Terrestrial LiDAR (Light Detection and Ranging) for 3D imaging has matured tremendously in the last decade, thanks to consumer (mobile phones and computers) and automotive safety and autonomy applications. Over 70 companies are vying for a portion of this $billion market. In the meantime, the technology has progressed for drone and higher altitude aerial 3D imaging for defense and commercial mapping (forest, urban, real estate). Commercial space-based 3D LiDAR imaging has yet to emerge in a big way. Nuview, an Orlando, Florida-based company, aims to disrupt this market. It recently emerged from stealth mode to address the nascent space-based LiDAR mapping market and announced a $12M Series A funding round led by MaC Venture Capital.
Terrestrial LiDAR data is generated either on fixed or moving platforms (cars, ground robots, people) and addresses shorter ranges (< 1 km). The LiDAR units are lower cost, less demanding in optical and electrical power requirements, and provide superior spatial and depth resolution. However, the data is more expensive to acquire in terms of mapped area/hour and challenging to scale over large areas. Drone and aerial LiDAR are more scaleable and efficient (higher mapped area/hour).
However, spatial and depth resolution is poorer, and more expensive LiDARs are needed to image at longer ranges (5-10 km). Satellite-based LiDAR solves the scalability problem and ensures data freshness. However, such satellites are typically in Low Earth Orbit (LEO) and require LiDAR ranges of ~400 km, requiring very high power lasers and sensitive detectors, as well as on-board data storage and transmission. Consequently, it requires large and expensive satellites.

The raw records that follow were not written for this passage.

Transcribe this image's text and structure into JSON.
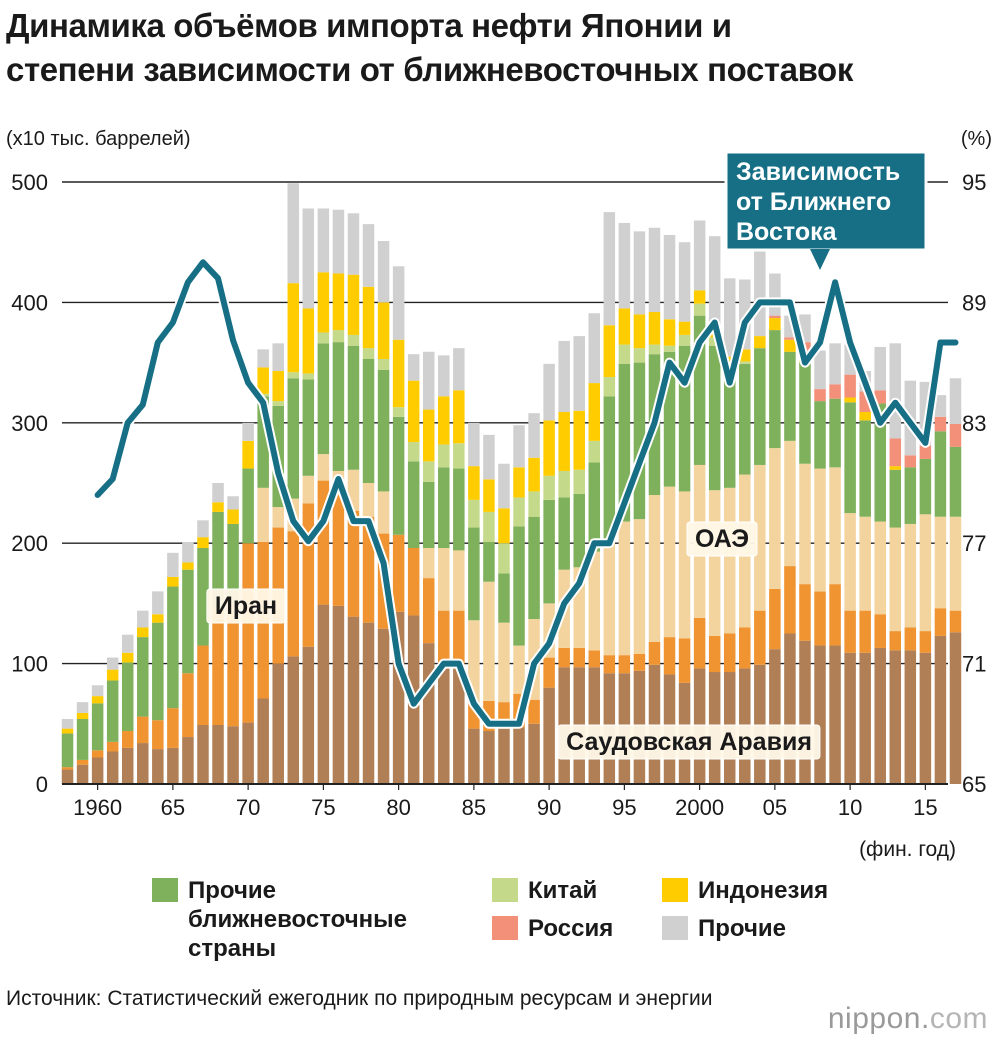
{
  "title_line1": "Динамика объёмов импорта нефти Японии и",
  "title_line2": "степени зависимости от ближневосточных поставок",
  "unit_left": "(x10 тыс. баррелей)",
  "unit_right": "(%)",
  "xaxis_unit": "(фин. год)",
  "legend": [
    {
      "label": "Прочие ближневосточные страны",
      "color": "#7fb05c"
    },
    {
      "label": "Китай",
      "color": "#c5d98a"
    },
    {
      "label": "Индонезия",
      "color": "#ffcc00"
    },
    {
      "label": "Россия",
      "color": "#f2907a"
    },
    {
      "label": "Прочие",
      "color": "#d0d0d0"
    }
  ],
  "legend_lines": [
    "Прочие",
    "ближневосточные",
    "страны"
  ],
  "source": "Источник: Статистический ежегодник по природным ресурсам и энергии",
  "brand": {
    "name": "nippon",
    "dot": ".",
    "tld": "com"
  },
  "chart_data": {
    "type": "bar",
    "title": "Динамика объёмов импорта нефти Японии и степени зависимости от ближневосточных поставок",
    "ylabel": "(x10 тыс. баррелей)",
    "y2label": "(%)",
    "xlabel": "(фин. год)",
    "ylim": [
      0,
      500
    ],
    "y2lim": [
      65,
      95
    ],
    "yticks": [
      0,
      100,
      200,
      300,
      400,
      500
    ],
    "y2ticks": [
      65,
      71,
      77,
      83,
      89,
      95
    ],
    "xtick_labels": [
      {
        "year": 1960,
        "label": "1960"
      },
      {
        "year": 1965,
        "label": "65"
      },
      {
        "year": 1970,
        "label": "70"
      },
      {
        "year": 1975,
        "label": "75"
      },
      {
        "year": 1980,
        "label": "80"
      },
      {
        "year": 1985,
        "label": "85"
      },
      {
        "year": 1990,
        "label": "90"
      },
      {
        "year": 1995,
        "label": "95"
      },
      {
        "year": 2000,
        "label": "2000"
      },
      {
        "year": 2005,
        "label": "05"
      },
      {
        "year": 2010,
        "label": "10"
      },
      {
        "year": 2015,
        "label": "15"
      }
    ],
    "grid": "y-major",
    "stacked": true,
    "years": [
      1958,
      1959,
      1960,
      1961,
      1962,
      1963,
      1964,
      1965,
      1966,
      1967,
      1968,
      1969,
      1970,
      1971,
      1972,
      1973,
      1974,
      1975,
      1976,
      1977,
      1978,
      1979,
      1980,
      1981,
      1982,
      1983,
      1984,
      1985,
      1986,
      1987,
      1988,
      1989,
      1990,
      1991,
      1992,
      1993,
      1994,
      1995,
      1996,
      1997,
      1998,
      1999,
      2000,
      2001,
      2002,
      2003,
      2004,
      2005,
      2006,
      2007,
      2008,
      2009,
      2010,
      2011,
      2012,
      2013,
      2014,
      2015,
      2016,
      2017
    ],
    "series": [
      {
        "name": "Саудовская Аравия",
        "color": "#b07f55",
        "values": [
          12,
          16,
          22,
          27,
          30,
          34,
          29,
          30,
          39,
          49,
          49,
          48,
          51,
          71,
          100,
          106,
          114,
          149,
          148,
          139,
          134,
          129,
          143,
          140,
          117,
          97,
          99,
          46,
          44,
          46,
          47,
          50,
          80,
          97,
          97,
          97,
          92,
          92,
          94,
          99,
          91,
          84,
          96,
          93,
          93,
          96,
          99,
          112,
          125,
          119,
          115,
          115,
          109,
          109,
          113,
          111,
          111,
          109,
          123,
          126
        ]
      },
      {
        "name": "Иран",
        "color": "#ef9430",
        "values": [
          2,
          4,
          6,
          8,
          14,
          22,
          24,
          33,
          53,
          66,
          97,
          102,
          149,
          130,
          113,
          104,
          119,
          103,
          92,
          88,
          88,
          79,
          64,
          56,
          54,
          47,
          45,
          20,
          25,
          22,
          28,
          20,
          25,
          16,
          16,
          14,
          15,
          15,
          14,
          19,
          31,
          37,
          42,
          30,
          32,
          34,
          45,
          50,
          56,
          47,
          45,
          51,
          35,
          35,
          28,
          16,
          19,
          18,
          23,
          18
        ]
      },
      {
        "name": "ОАЭ",
        "color": "#f4d49e",
        "values": [
          0,
          0,
          0,
          0,
          0,
          0,
          0,
          0,
          0,
          0,
          0,
          0,
          0,
          45,
          17,
          27,
          23,
          22,
          20,
          34,
          28,
          35,
          0,
          0,
          25,
          52,
          50,
          70,
          99,
          66,
          40,
          67,
          45,
          65,
          67,
          82,
          96,
          111,
          112,
          122,
          125,
          122,
          127,
          121,
          121,
          127,
          121,
          117,
          104,
          100,
          102,
          97,
          81,
          78,
          77,
          86,
          86,
          97,
          76,
          78
        ]
      },
      {
        "name": "Прочие ближневосточные страны",
        "color": "#7fb05c",
        "values": [
          28,
          34,
          39,
          51,
          57,
          66,
          81,
          101,
          86,
          81,
          80,
          66,
          62,
          76,
          84,
          100,
          80,
          92,
          107,
          103,
          103,
          101,
          98,
          72,
          55,
          67,
          68,
          77,
          33,
          41,
          99,
          85,
          86,
          60,
          61,
          74,
          119,
          131,
          130,
          117,
          112,
          121,
          124,
          120,
          97,
          92,
          97,
          98,
          74,
          84,
          56,
          57,
          92,
          80,
          98,
          48,
          47,
          46,
          71,
          58
        ]
      },
      {
        "name": "Китай",
        "color": "#c5d98a",
        "values": [
          0,
          0,
          0,
          0,
          0,
          0,
          0,
          0,
          0,
          0,
          0,
          0,
          0,
          2,
          4,
          5,
          5,
          9,
          10,
          9,
          9,
          9,
          8,
          16,
          17,
          19,
          21,
          23,
          25,
          25,
          24,
          21,
          20,
          22,
          20,
          18,
          16,
          16,
          12,
          8,
          5,
          9,
          10,
          7,
          2,
          2,
          0,
          0,
          0,
          0,
          0,
          0,
          0,
          0,
          0,
          0,
          0,
          0,
          0,
          0
        ]
      },
      {
        "name": "Индонезия",
        "color": "#ffcc00",
        "values": [
          4,
          5,
          6,
          9,
          8,
          8,
          7,
          8,
          6,
          9,
          8,
          12,
          23,
          22,
          25,
          74,
          54,
          50,
          47,
          50,
          51,
          47,
          56,
          51,
          43,
          40,
          44,
          28,
          27,
          29,
          25,
          28,
          46,
          49,
          49,
          48,
          43,
          30,
          28,
          27,
          22,
          11,
          11,
          4,
          10,
          10,
          10,
          10,
          10,
          3,
          0,
          0,
          4,
          7,
          0,
          3,
          0,
          0,
          0,
          0
        ]
      },
      {
        "name": "Россия",
        "color": "#f2907a",
        "values": [
          0,
          0,
          0,
          0,
          0,
          0,
          0,
          0,
          0,
          0,
          0,
          0,
          0,
          0,
          0,
          0,
          0,
          0,
          0,
          0,
          0,
          0,
          0,
          0,
          0,
          0,
          0,
          0,
          0,
          0,
          0,
          0,
          0,
          0,
          0,
          0,
          0,
          0,
          0,
          0,
          0,
          0,
          0,
          0,
          0,
          0,
          0,
          2,
          2,
          14,
          10,
          12,
          19,
          17,
          11,
          23,
          10,
          11,
          12,
          19
        ]
      },
      {
        "name": "Прочие",
        "color": "#d0d0d0",
        "values": [
          8,
          9,
          9,
          10,
          15,
          14,
          19,
          20,
          17,
          14,
          16,
          11,
          15,
          15,
          23,
          83,
          83,
          53,
          53,
          51,
          52,
          51,
          61,
          22,
          48,
          34,
          35,
          36,
          37,
          37,
          35,
          37,
          47,
          59,
          62,
          58,
          94,
          71,
          69,
          70,
          70,
          66,
          58,
          80,
          65,
          58,
          72,
          35,
          18,
          23,
          32,
          34,
          25,
          17,
          36,
          79,
          62,
          53,
          18,
          38
        ]
      }
    ],
    "line": {
      "name": "Зависимость от Ближнего Востока",
      "color": "#176f86",
      "years": [
        1960,
        1961,
        1962,
        1963,
        1964,
        1965,
        1966,
        1967,
        1968,
        1969,
        1970,
        1971,
        1972,
        1973,
        1974,
        1975,
        1976,
        1977,
        1978,
        1979,
        1980,
        1981,
        1982,
        1983,
        1984,
        1985,
        1986,
        1987,
        1988,
        1989,
        1990,
        1991,
        1992,
        1993,
        1994,
        1995,
        1996,
        1997,
        1998,
        1999,
        2000,
        2001,
        2002,
        2003,
        2004,
        2005,
        2006,
        2007,
        2008,
        2009,
        2010,
        2011,
        2012,
        2013,
        2014,
        2015,
        2016,
        2017
      ],
      "values": [
        79.4,
        80.2,
        83.0,
        83.9,
        87.0,
        88.0,
        90.0,
        91.0,
        90.2,
        87.1,
        85.0,
        84.0,
        80.5,
        78.1,
        77.1,
        78.1,
        80.2,
        78.1,
        78.1,
        76.0,
        71.0,
        69.0,
        70.0,
        71.0,
        71.0,
        69.0,
        68.0,
        68.0,
        68.0,
        71.0,
        72.0,
        74.0,
        75.0,
        77.0,
        77.0,
        79.0,
        81.0,
        83.0,
        86.0,
        85.0,
        87.0,
        88.0,
        85.0,
        88.0,
        89.0,
        89.0,
        89.0,
        86.0,
        87.0,
        90.0,
        87.0,
        85.0,
        83.0,
        84.0,
        83.0,
        82.0,
        87.0,
        87.0
      ]
    },
    "annotations": [
      {
        "text": "Иран",
        "style": "box"
      },
      {
        "text": "ОАЭ",
        "style": "box"
      },
      {
        "text": "Саудовская Аравия",
        "style": "box"
      },
      {
        "text": "Зависимость от Ближнего Востока",
        "style": "callout"
      }
    ]
  }
}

NuView plans to launch a network of twenty satellites with proprietary LiDAR payloads to map the Earth annually. This constellation would be in LEO and require an imaging range of 400 km. Clint Graumann is the CEO of NuView. The proprietary flash LiDAR design uses lasers in the ~1 um wavelength and an array of SPADs (Single Photon Sensitive Detectors). The depth resolution is < 1 m (tens of centimeters), and the angular resolution is ~1.5 m. Onboard processing and compression algorithms minimize data storage and transmission overhead.